Abigail E Russi 1 2, Pranavkumar Shivakumar 1 2, Zhenhua Luo 3, Jorge Bezerra 4

Abstract

Background aims: While a dysregulated type 1 immune response is integral to the pathogenesis of biliary atresia, studies in both humans and mice have uncovered a type 2 response, primarily driven by type 2 innate lymphoid cells. In non-hepatic tissues, natural ILC2s (nILC2s) regulate epithelial proliferation and tissue repair, whereas inflammatory ILC2s (iILC2s) drive tissue inflammation and injury. The aim of this study is to determine the mechanisms used by ILC2 subpopulations to regulate biliary epithelial response to an injury.

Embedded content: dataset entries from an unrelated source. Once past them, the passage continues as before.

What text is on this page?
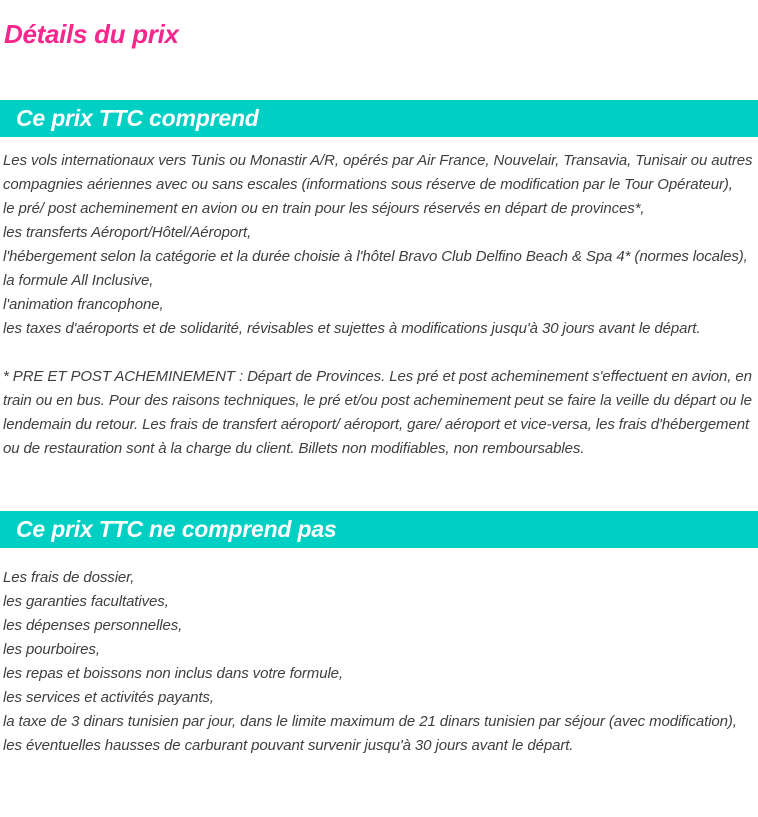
Détails du prix
Ce prix TTC comprend

Les vols internationaux vers Tunis ou Monastir A/R, opérés par Air France, Nouvelair, Transavia, Tunisair ou autres compagnies aériennes avec ou sans escales (informations sous réserve de modification par le Tour Opérateur),

le pré/ post acheminement en avion ou en train pour les séjours réservés en départ de provinces*,

les transferts Aéroport/Hôtel/Aéroport,

l'hébergement selon la catégorie et la durée choisie à l'hôtel Bravo Club Delfino Beach & Spa 4* (normes locales),

la formule All Inclusive,

l'animation francophone,

les taxes d'aéroports et de solidarité, révisables et sujettes à modifications jusqu'à 30 jours avant le départ.

* PRE ET POST ACHEMINEMENT : Départ de Provinces. Les pré et post acheminement s'effectuent en avion, en train ou en bus. Pour des raisons techniques, le pré et/ou post acheminement peut se faire la veille du départ ou le lendemain du retour. Les frais de transfert aéroport/ aéroport, gare/ aéroport et vice-versa, les frais d'hébergement ou de restauration sont à la charge du client. Billets non modifiables, non remboursables.

Ce prix TTC ne comprend pas

Les frais de dossier,

les garanties facultatives,

les dépenses personnelles,

les pourboires,

les repas et boissons non inclus dans votre formule,

les services et activités payants,

la taxe de 3 dinars tunisien par jour, dans le limite maximum de 21 dinars tunisien par séjour (avec modification),

les éventuelles hausses de carburant pouvant survenir jusqu'à 30 jours avant le départ.
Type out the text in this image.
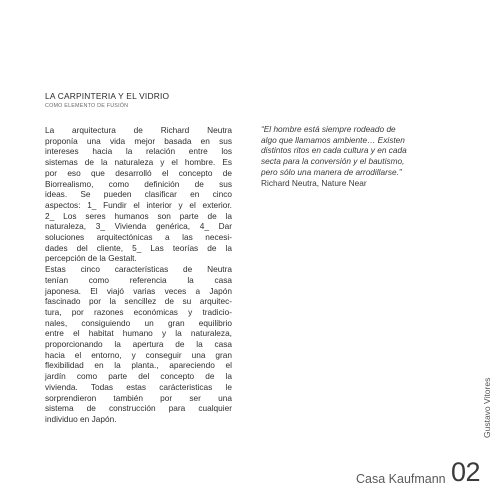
LA CARPINTERIA Y EL VIDRIO
COMO ELEMENTO DE FUSIÓN
La arquitectura de Richard Neutra
proponía una vida mejor basada en sus
intereses hacia la relación entre los
sistemas de la naturaleza y el hombre. Es
por eso que desarrolló el concepto de
Biorrealismo, como definición de sus
ideas. Se pueden clasificar en cinco
aspectos: 1_ Fundir el interior y el exterior.
2_ Los seres humanos son parte de la
naturaleza, 3_ Vivienda genérica, 4_ Dar
soluciones arquitectónicas a las necesi-
dades del cliente, 5_ Las teorías de la
percepción de la Gestalt.
Estas cinco características de Neutra
tenían como referencia la casa
japonesa. El viajó varias veces a Japón
fascinado por la sencillez de su arquitec-
tura, por razones económicas y tradicio-
nales, consiguiendo un gran equilibrio
entre el habitat humano y la naturaleza,
proporcionando la apertura de la casa
hacia el entorno, y conseguir una gran
flexibilidad en la planta., apareciendo el
jardín como parte del concepto de la
vivienda. Todas estas carácteristicas le
sorprendieron también por ser una
sistema de construcción para cualquier
individuo en Japón.
“El hombre está siempre rodeado de
algo que llamamos ambiente… Existen
distintos ritos en cada cultura y en cada
secta para la conversión y el bautismo,
pero sólo una manera de arrodillarse.”
Richard Neutra, Nature Near
Gustavo Vitores
Casa Kaufmann 02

Approach results: Using Spearman correlation analysis, nILC2 transcripts, but not those of iILC2s, are positively associated with cholangiocyte abundance in biliary atresia patients at time of diagnosis. Natural ILC2s are identified in the mouse liver via flow cytometry. They undergo expansion and increase amphiregulin production after IL-33 administration. This drives epithelial proliferation dependent on the IL-13/IL-4Rα/STAT6 pathway as determined by decreased nILC2s and reduced epithelial proliferation in knockout strains. The addition of IL-2 promotes inter-lineage plasticity towards an nILC2 phenotype. In experimental biliary atresia induced by rotavirus, this pathway promotes epithelial repair and tissue regeneration. The genetic loss or molecular inhibition of any part of this circuit switches nILC2s to iILC2-like, resulting in decreased amphiregulin production, decreased epithelial proliferation, and the full phenotype of experimental biliary atresia.

Conclusions: These findings identify a key function of the IL-13/IL-4Rα/STAT6 pathway in ILC2 plasticity and an alternate circuit driven by IL-2 to promote nILC2 stability and amphiregulin expression. This pathway induces epithelial homeostasis and repair in experimental biliary atresia.